Last Saturday

Remember those awful essays we had to write during the first week of school after having almost three months off? The title was always “How I Spent My Summer Vacation”, and it was required that we all stand up and read ours to the class so the more well-to-do among us could brag about their trips to Italy (or whatever), and the ones unfortunate enough to break a leg (or whatever) could play for sympathy. Yuck!

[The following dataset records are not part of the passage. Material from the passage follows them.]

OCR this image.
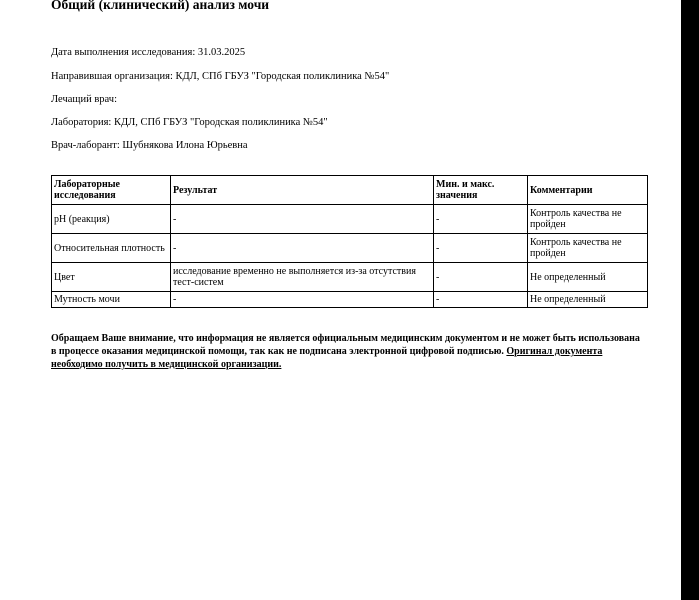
Общий (клинический) анализ мочи
Дата выполнения исследования: 31.03.2025
Направившая организация: КДЛ, СПб ГБУЗ "Городская поликлиника №54"
Лечащий врач:
Лаборатория: КДЛ, СПб ГБУЗ "Городская поликлиника №54"
Врач-лаборант: Шубнякова Илона Юрьевна
Лабораторные исследования	Результат	Мин. и макс. значения	Комментарии
pH (реакция)	-	-	Контроль качества не пройден
Относительная плотность	-	-	Контроль качества не пройден
Цвет	исследование временно не выполняется из-за отсутствия тест-систем	-	Не определенный
Мутность мочи	-	-	Не определенный
Обращаем Ваше внимание, что информация не является официальным медицинским документом и не может быть использована в процессе оказания медицинской помощи, так как не подписана электронной цифровой подписью. Оригинал документа необходимо получить в медицинской организации.
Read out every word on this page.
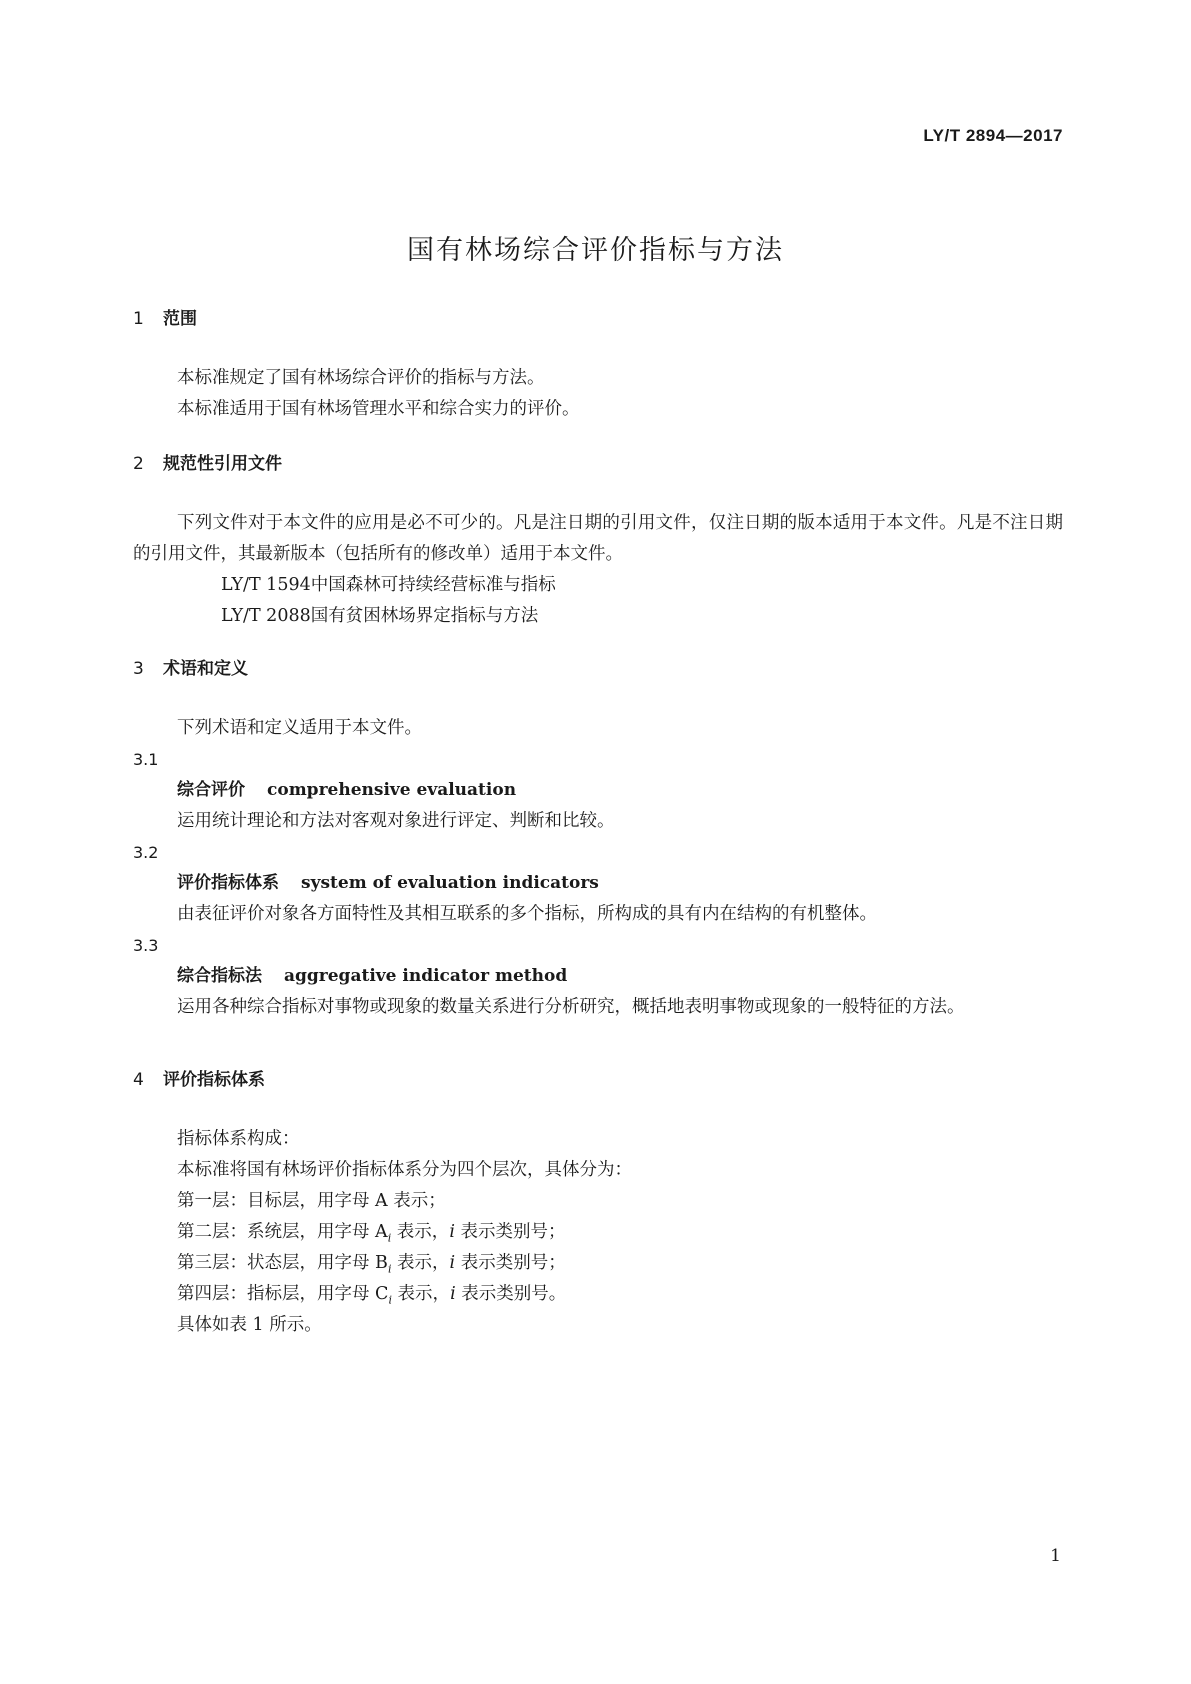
LY/T 2894—2017
国有林场综合评价指标与方法
1 范围
本标准规定了国有林场综合评价的指标与方法。
本标准适用于国有林场管理水平和综合实力的评价。
2 规范性引用文件
下列文件对于本文件的应用是必不可少的。凡是注日期的引用文件，仅注日期的版本适用于本文件。凡是不注日期的引用文件，其最新版本（包括所有的修改单）适用于本文件。
LY/T 1594中国森林可持续经营标准与指标
LY/T 2088国有贫困林场界定指标与方法
3 术语和定义
下列术语和定义适用于本文件。
3.1
综合评价 comprehensive evaluation
运用统计理论和方法对客观对象进行评定、判断和比较。
3.2
评价指标体系 system of evaluation indicators
由表征评价对象各方面特性及其相互联系的多个指标，所构成的具有内在结构的有机整体。
3.3
综合指标法 aggregative indicator method
运用各种综合指标对事物或现象的数量关系进行分析研究，概括地表明事物或现象的一般特征的方法。
4 评价指标体系
指标体系构成：
本标准将国有林场评价指标体系分为四个层次，具体分为：
第一层：目标层，用字母 A 表示；
第二层：系统层，用字母 $A_i$ 表示，i 表示类别号；
第三层：状态层，用字母 $B_i$ 表示，i 表示类别号；
第四层：指标层，用字母 $C_i$ 表示，i 表示类别号。
具体如表 1 所示。
1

That’s not what this blog post is about. It’s about keeping your eyes open and noticing what’s going on while you are on your way to or from somewhere. This is what I saw last Saturday:

  • Bright blue sky, interspersed among heavy grey clouds
  • The first rainbow of 2020
  • Snow geese, both in fields and flying overhead
  • The flooded fields of the Skagit Valley
  • Several redtail hawks in trees along the roads, neatly spaced about 1/2 mile apart (they tend to be rather territorial)
  • Great blue herons hunting for lunch in flooded ditches
  • The Skagit River, running high and fast
  • Horses standing in muddy paddocks
  • A fabulously colorful sunset behind Camano Island
  • A large bright white full moon in a deep blue sky

And where was I going to and from, you ask, that I got to see all these marvels? I drove up to LaConner for the opening of a new exhibit by the Whidbey Island Surface Design group (WISD). I was a member of WISD when I lived on the island, and couldn’t pass up a chance to see their new show. And it was great to see some friends and do a little catching up. No photographs permitted, so I don’t have any pictures to show you, but I was blown away, not only by the quality of the work, but also the amazing diversity of style, content, and techniques. For more information, visit the Pacific Northwest Quilt and Fiber Arts Museum website: www.qfamuseum.org

That’s all the news for now, my little chickadees! Stay warm and dry, but also take some time to get out there and see what there is to be seen. It can change your mind, your attitude, and your perspective.